Use nM = ng/µL × 1,000,000 ÷ molecular weight. For dsDNA, many quick lab calculations estimate molecular weight as length in base pairs × 660 g/mol. A 150 bp dsDNA amplicon at 10 ng/µL gives about 101 nM because 150 × 660 = 99,000 g/mol. Use exact molecular weight when you have a modified oligo, adaptor, or vendor-supplied value.
nM measures molecules per volume, not mass per volume. A short 20 nt primer contains many more molecules than a 350 bp dsDNA library fragment at the same ng/µL value. Molecular weight increases as length increases, so the same mass concentration converts to a lower nM value for longer DNA. This is why library normalization and primer dilution both need length information.
Choose dsDNA for PCR products, gBlocks, inserts, libraries, and double-stranded plasmid fragments. Choose ssDNA for primers, probes without RNA bases, adapters reported as single strands, and synthetic DNA oligos. Choose RNA for guide RNAs, RNA oligos, and transcript fragments. If the supplier gives exact molecular weight, use Advanced mode and enter that value directly.
No. 1 nM equals 0.001 pmol/µL. A 1000 nM solution equals 1 pmol/µL. This relationship helps when you convert oligo stocks between molarity and amount added to a reaction. The calculator reports both units so you can move between primer stocks, qPCR standards, and ligation setups.

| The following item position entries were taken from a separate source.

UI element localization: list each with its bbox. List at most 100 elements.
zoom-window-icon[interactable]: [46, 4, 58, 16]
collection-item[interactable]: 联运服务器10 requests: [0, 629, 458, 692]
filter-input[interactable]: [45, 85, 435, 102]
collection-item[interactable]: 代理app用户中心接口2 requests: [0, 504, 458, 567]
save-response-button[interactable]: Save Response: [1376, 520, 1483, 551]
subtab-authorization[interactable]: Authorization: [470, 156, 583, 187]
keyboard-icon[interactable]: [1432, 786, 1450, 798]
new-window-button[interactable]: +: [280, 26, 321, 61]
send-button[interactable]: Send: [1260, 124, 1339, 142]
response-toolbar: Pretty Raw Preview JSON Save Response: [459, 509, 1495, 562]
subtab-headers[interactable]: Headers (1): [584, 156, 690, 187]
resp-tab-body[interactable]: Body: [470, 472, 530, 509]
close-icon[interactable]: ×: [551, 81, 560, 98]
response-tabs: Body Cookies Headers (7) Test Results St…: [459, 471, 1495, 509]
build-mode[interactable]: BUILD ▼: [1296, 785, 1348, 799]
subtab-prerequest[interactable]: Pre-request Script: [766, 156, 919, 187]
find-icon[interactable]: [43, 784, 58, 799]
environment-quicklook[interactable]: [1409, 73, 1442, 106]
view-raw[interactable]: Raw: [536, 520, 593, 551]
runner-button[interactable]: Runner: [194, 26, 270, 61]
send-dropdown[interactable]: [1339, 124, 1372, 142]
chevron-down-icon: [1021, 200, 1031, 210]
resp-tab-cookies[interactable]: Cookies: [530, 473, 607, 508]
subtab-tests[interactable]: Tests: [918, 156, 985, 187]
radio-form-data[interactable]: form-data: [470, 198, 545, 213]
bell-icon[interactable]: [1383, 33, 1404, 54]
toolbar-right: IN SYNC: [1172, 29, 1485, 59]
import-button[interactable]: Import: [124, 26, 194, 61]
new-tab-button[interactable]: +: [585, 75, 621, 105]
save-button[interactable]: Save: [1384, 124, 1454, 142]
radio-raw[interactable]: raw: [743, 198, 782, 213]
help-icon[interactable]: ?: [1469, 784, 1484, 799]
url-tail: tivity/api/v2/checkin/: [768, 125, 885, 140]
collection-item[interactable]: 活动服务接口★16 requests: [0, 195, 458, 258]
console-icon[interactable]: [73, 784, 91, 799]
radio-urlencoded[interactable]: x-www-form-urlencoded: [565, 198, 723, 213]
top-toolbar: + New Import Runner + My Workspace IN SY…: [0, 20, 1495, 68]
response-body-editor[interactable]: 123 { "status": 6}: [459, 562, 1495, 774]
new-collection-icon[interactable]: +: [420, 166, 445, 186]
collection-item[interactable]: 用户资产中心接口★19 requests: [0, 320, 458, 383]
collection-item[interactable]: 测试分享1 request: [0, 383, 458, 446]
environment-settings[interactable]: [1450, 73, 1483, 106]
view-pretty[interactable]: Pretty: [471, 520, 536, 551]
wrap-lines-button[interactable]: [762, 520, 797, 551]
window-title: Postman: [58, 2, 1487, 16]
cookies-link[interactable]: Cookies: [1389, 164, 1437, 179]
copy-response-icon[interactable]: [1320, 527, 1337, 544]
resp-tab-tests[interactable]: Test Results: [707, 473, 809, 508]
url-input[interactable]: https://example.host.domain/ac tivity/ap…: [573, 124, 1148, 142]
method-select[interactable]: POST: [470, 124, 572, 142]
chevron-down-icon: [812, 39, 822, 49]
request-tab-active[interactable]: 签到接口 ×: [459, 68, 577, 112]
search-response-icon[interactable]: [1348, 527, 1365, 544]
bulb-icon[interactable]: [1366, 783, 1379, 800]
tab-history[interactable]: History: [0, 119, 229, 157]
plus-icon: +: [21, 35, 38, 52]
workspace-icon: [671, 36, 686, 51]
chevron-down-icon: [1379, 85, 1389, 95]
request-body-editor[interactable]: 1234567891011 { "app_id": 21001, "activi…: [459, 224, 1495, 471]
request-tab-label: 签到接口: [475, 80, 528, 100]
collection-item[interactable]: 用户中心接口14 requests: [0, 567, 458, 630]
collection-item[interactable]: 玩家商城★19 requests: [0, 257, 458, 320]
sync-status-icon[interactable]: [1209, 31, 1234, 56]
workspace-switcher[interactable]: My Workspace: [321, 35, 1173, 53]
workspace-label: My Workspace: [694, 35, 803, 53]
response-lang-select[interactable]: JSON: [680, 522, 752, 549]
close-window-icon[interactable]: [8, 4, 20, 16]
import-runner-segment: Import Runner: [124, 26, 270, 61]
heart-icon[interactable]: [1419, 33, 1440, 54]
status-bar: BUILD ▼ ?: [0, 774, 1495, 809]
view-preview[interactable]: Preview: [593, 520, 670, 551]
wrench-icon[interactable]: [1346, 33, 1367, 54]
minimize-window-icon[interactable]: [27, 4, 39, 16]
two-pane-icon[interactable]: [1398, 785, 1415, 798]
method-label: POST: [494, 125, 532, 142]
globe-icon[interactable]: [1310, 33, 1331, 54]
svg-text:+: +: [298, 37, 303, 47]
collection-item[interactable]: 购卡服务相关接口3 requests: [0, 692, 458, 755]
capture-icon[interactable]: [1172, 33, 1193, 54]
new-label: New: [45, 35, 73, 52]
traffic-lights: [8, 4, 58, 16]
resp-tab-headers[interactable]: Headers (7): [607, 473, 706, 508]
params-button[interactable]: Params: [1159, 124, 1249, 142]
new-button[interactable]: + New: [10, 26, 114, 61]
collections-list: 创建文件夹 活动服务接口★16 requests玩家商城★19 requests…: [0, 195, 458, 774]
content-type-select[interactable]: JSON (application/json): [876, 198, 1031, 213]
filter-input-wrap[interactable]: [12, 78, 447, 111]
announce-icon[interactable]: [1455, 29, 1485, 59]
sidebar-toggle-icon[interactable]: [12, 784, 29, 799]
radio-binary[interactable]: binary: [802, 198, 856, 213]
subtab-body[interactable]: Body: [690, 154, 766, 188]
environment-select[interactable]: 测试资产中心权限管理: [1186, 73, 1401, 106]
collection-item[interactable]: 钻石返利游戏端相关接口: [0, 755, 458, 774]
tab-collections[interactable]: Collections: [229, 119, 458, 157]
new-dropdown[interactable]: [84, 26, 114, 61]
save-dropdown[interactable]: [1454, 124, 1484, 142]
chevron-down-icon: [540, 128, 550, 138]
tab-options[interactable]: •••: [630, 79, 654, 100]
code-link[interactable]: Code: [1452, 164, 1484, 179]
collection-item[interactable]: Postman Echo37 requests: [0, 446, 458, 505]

Yes, use dsDNA and enter the average library size in base pairs. For example, a 350 bp library at 4 ng/µL converts to about 17.3 nM using the average dsDNA molecular weight. Library prep workflows often ask for nM because cluster generation and pooling depend on molecule number. Use the average fragment size from Bioanalyzer, TapeStation, or gel-based sizing.
Many users convert ng/µL to nM because they need a working stock, not just a number. Advanced mode calculates how much stock to pipette into buffer or water to reach a target nM concentration. It also warns when the required stock volume drops below 1 µL. That warning helps you avoid unreliable pipetting and choose an intermediate dilution.
The formula assumes the measured ng/µL value represents usable target molecule. Salts, degraded nucleic acid, adapter dimers, protein contamination, or inaccurate quantification can distort the practical concentration. Use the usable molecule correction when you know recovery or purity is below 100%. For critical qPCR standards or library pooling, confirm concentration with a method that matches the molecule type.